@Massada
« Il dînait vite au réfectoire d’entreprise en lisant l’article de tête du journal, qui disait toujours de la même voix administrative que l’on était en marche, en plein progrès, en plein essor, incomparablement, victorieusement, malgré tout, pour la grandeur de la république, le bonheur des masses laborieuses, témoin les deux cent dix usines ouvertes en un an, l’éclatant succès du stockage des céréales et...

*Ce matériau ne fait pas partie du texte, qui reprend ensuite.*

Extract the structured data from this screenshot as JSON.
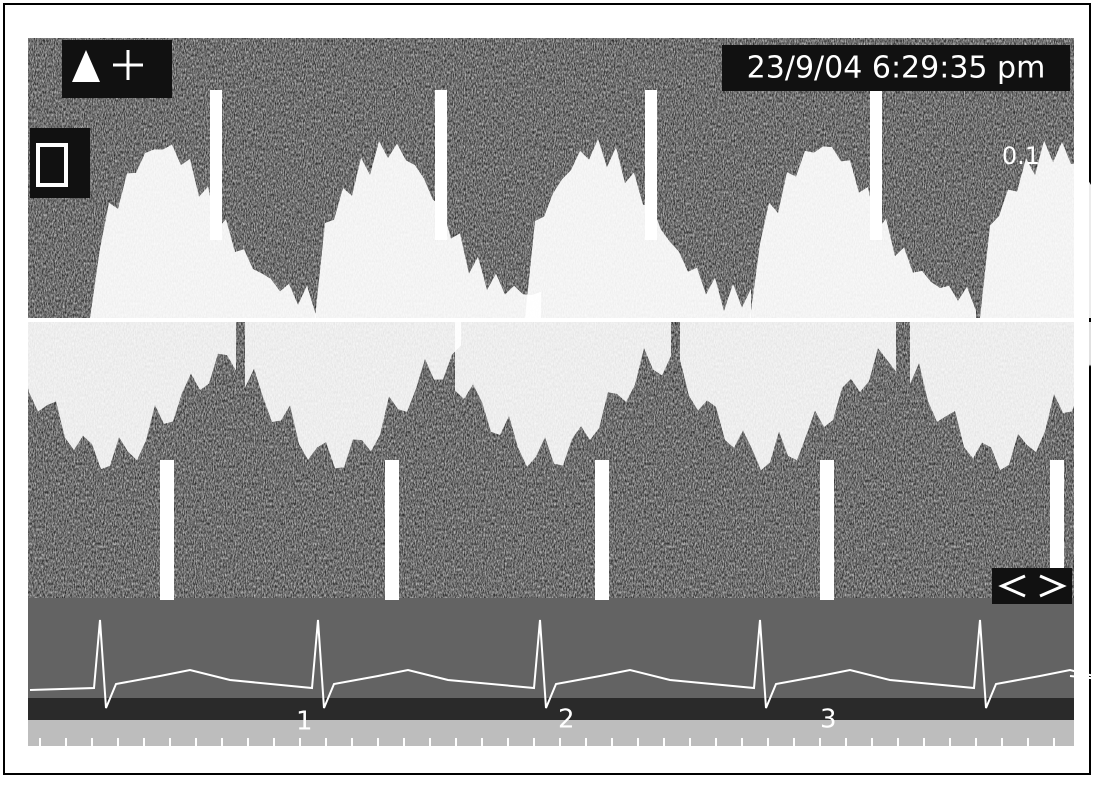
{
  "header": {
    "timestamp": "23/9/04 6:29:35 pm"
  },
  "scale": {
    "label": "0.1"
  },
  "timeline": {
    "markers": [
      "1",
      "2",
      "3"
    ]
  }
}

»Mais moi, se dit un jour Romachkine en avalant sa dernière cuillerée de semoule froide, je pressure la misère.«
Les chiffres l’attestaient. Il perdit sa tranquillité. Tout le mal vient de ce que l’on pense, ou plutôt de ce qu’il y a en vous un être qui pense à votre insu, puis tout à coup émet dans le silence du cerveau une petite phrase acide, insupportable, après laquelle on ne peut plus vivre comme auparavant. Romachkine fut terrifié de cette double découverte : qu’il pensait et que les journaux mentaient. »

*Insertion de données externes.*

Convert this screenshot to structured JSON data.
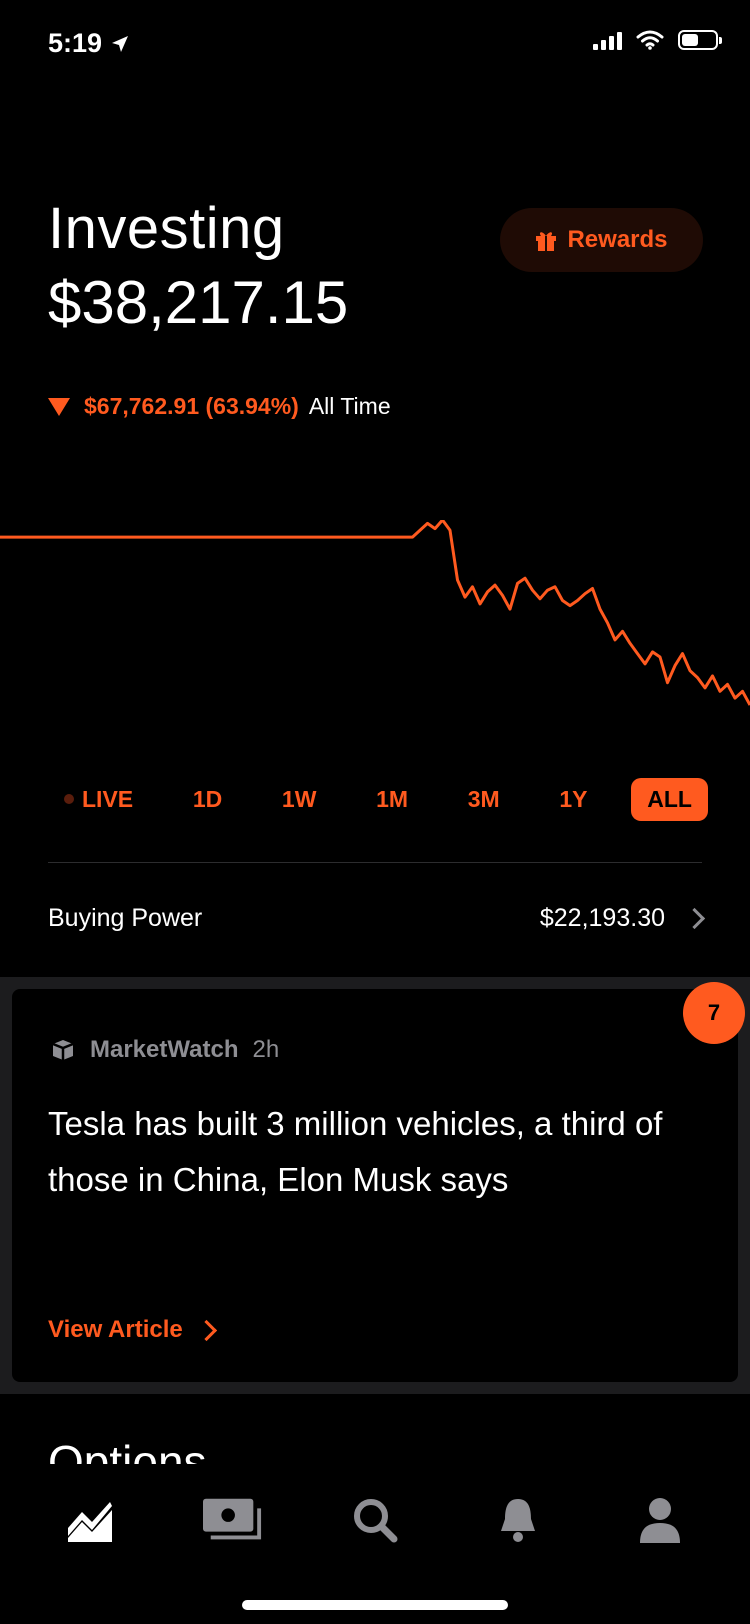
{
  "status_bar": {
    "time": "5:19",
    "location_icon": "location-arrow-icon",
    "signal_icon": "cellular-signal-icon",
    "wifi_icon": "wifi-icon",
    "battery_icon": "battery-icon"
  },
  "header": {
    "title": "Investing",
    "portfolio_value": "$38,217.15",
    "rewards_label": "Rewards",
    "change_amount": "$67,762.91 (63.94%)",
    "change_period": "All Time"
  },
  "colors": {
    "accent": "#ff5a1f",
    "background": "#000000",
    "card_band": "#1c1c1e",
    "muted": "#8e8e93"
  },
  "chart_data": {
    "type": "line",
    "x": [
      0,
      5,
      10,
      15,
      20,
      25,
      30,
      35,
      40,
      45,
      50,
      55,
      57,
      58,
      59,
      60,
      61,
      62,
      63,
      64,
      65,
      66,
      67,
      68,
      69,
      70,
      71,
      72,
      73,
      74,
      75,
      76,
      77,
      78,
      79,
      80,
      81,
      82,
      83,
      84,
      85,
      86,
      87,
      88,
      89,
      90,
      91,
      92,
      93,
      94,
      95,
      96,
      97,
      98,
      99,
      100
    ],
    "values": [
      100,
      100,
      100,
      100,
      100,
      100,
      100,
      100,
      100,
      100,
      100,
      100,
      108,
      105,
      110,
      104,
      75,
      65,
      71,
      61,
      68,
      72,
      66,
      58,
      73,
      76,
      69,
      64,
      69,
      71,
      63,
      60,
      63,
      67,
      70,
      58,
      50,
      40,
      45,
      38,
      32,
      26,
      33,
      30,
      15,
      25,
      32,
      22,
      18,
      12,
      19,
      10,
      14,
      6,
      10,
      2
    ],
    "series": [
      {
        "values": [
          100,
          100,
          100,
          100,
          100,
          100,
          100,
          100,
          100,
          100,
          100,
          100,
          108,
          105,
          110,
          104,
          75,
          65,
          71,
          61,
          68,
          72,
          66,
          58,
          73,
          76,
          69,
          64,
          69,
          71,
          63,
          60,
          63,
          67,
          70,
          58,
          50,
          40,
          45,
          38,
          32,
          26,
          33,
          30,
          15,
          25,
          32,
          22,
          18,
          12,
          19,
          10,
          14,
          6,
          10,
          2
        ]
      }
    ],
    "color": "#ff5a1f",
    "xlabel": "",
    "ylabel": "",
    "grid": false
  },
  "range_tabs": [
    {
      "label": "LIVE",
      "active": false
    },
    {
      "label": "1D",
      "active": false
    },
    {
      "label": "1W",
      "active": false
    },
    {
      "label": "1M",
      "active": false
    },
    {
      "label": "3M",
      "active": false
    },
    {
      "label": "1Y",
      "active": false
    },
    {
      "label": "ALL",
      "active": true
    }
  ],
  "buying_power": {
    "label": "Buying Power",
    "value": "$22,193.30"
  },
  "news": {
    "badge_count": "7",
    "source": "MarketWatch",
    "time": "2h",
    "headline": "Tesla has built 3 million vehicles, a third of those in China, Elon Musk says",
    "cta": "View Article"
  },
  "next_section_title": "Options",
  "tab_bar": [
    {
      "icon": "investing-chart-icon",
      "active": true
    },
    {
      "icon": "cash-card-icon",
      "active": false
    },
    {
      "icon": "search-icon",
      "active": false
    },
    {
      "icon": "bell-icon",
      "active": false
    },
    {
      "icon": "profile-icon",
      "active": false
    }
  ]
}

Un extrait de « l’affaire Toulaïev », de Victor Serge. Un aparatchick né à Paris, de descendance Russe, et filant en Russie dés le début de la révolution...Ce livre est un chef d’oeuvre, retraçant le fonctionnement de la machine soviétique, et dénonçant les purges aberrantes, alors qu’en France, la plupart des intellectuels endoctrinés, refusaient de voir la réalité d’un régime totalitaire. Membre de l’opposition de gauche animée par Léon Trotski, Victor Serge dénonce la dégénérescence stalinienne de l’État soviétique et de l’Internationale communiste et ses conséquences désastreuses, notamment pour la révolution chinoise de 1927. En 1928, il est exclu du PCUS pour « activités fractionnelles ». Il est placé sous surveillance et sa situation matérielle se dégrade.
Victor Serge interné au goulag et sera libéré après une campagne internationale. Exilé au Mexique, il mourra isolé, malade et encore très jeune.